The letter, sent in 1995 to an official with the Trenton Diocese where Brennan had been working after his conviction, went on to say the priest told evaluators that his encounters were with boys around age 13.
Brennan had been hearing confessions of children, according the letter. The psychologist recommended that “Father Brennan have no ministry with minors” and “hear no confessions of minors.”
A priest molested Brennan when he was 15 years old, according to the letter. And Brenner began acting out sexually in the early to mid 1970s.
Brennan also had worked for a time at an unnamed hospital in the Trenton Diocese, the letter stated. The diocese did not immediately respond to a request for information about Brennan and his time there.

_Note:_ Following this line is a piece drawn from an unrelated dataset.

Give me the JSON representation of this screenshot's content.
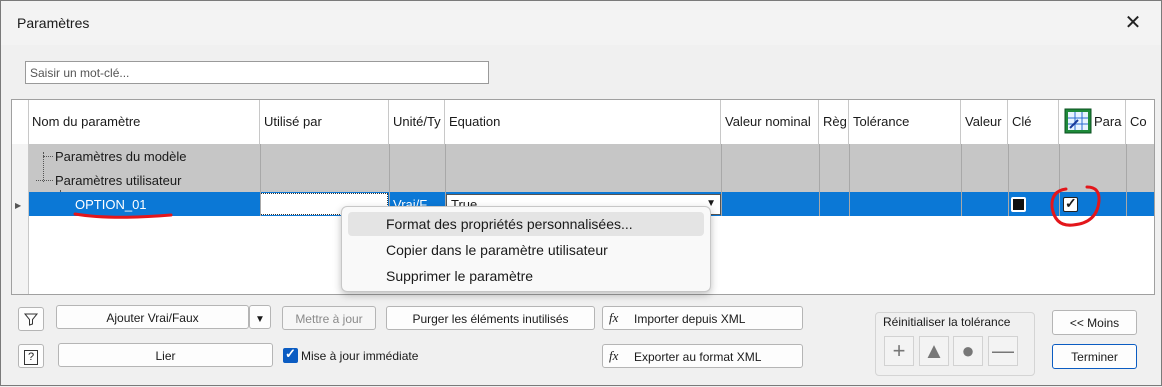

St. Abbey’s officials had acknowledged years ago that Brennan had worked at a parish in Lakewood where he cared for the elderly at a nursing home and a hospital. Brennan has been living at a treatment center for priests in Missouri for the past 15 years and did not reply to a message seeking comment.
Brennan became a Benedictine priest in 1961 and had been a teacher and guidance counselor at Delbarton before he was removed from the school after being accused of sexual abuse in 1986. It was unclear from the court papers why he was sent to St. Luke in 1995.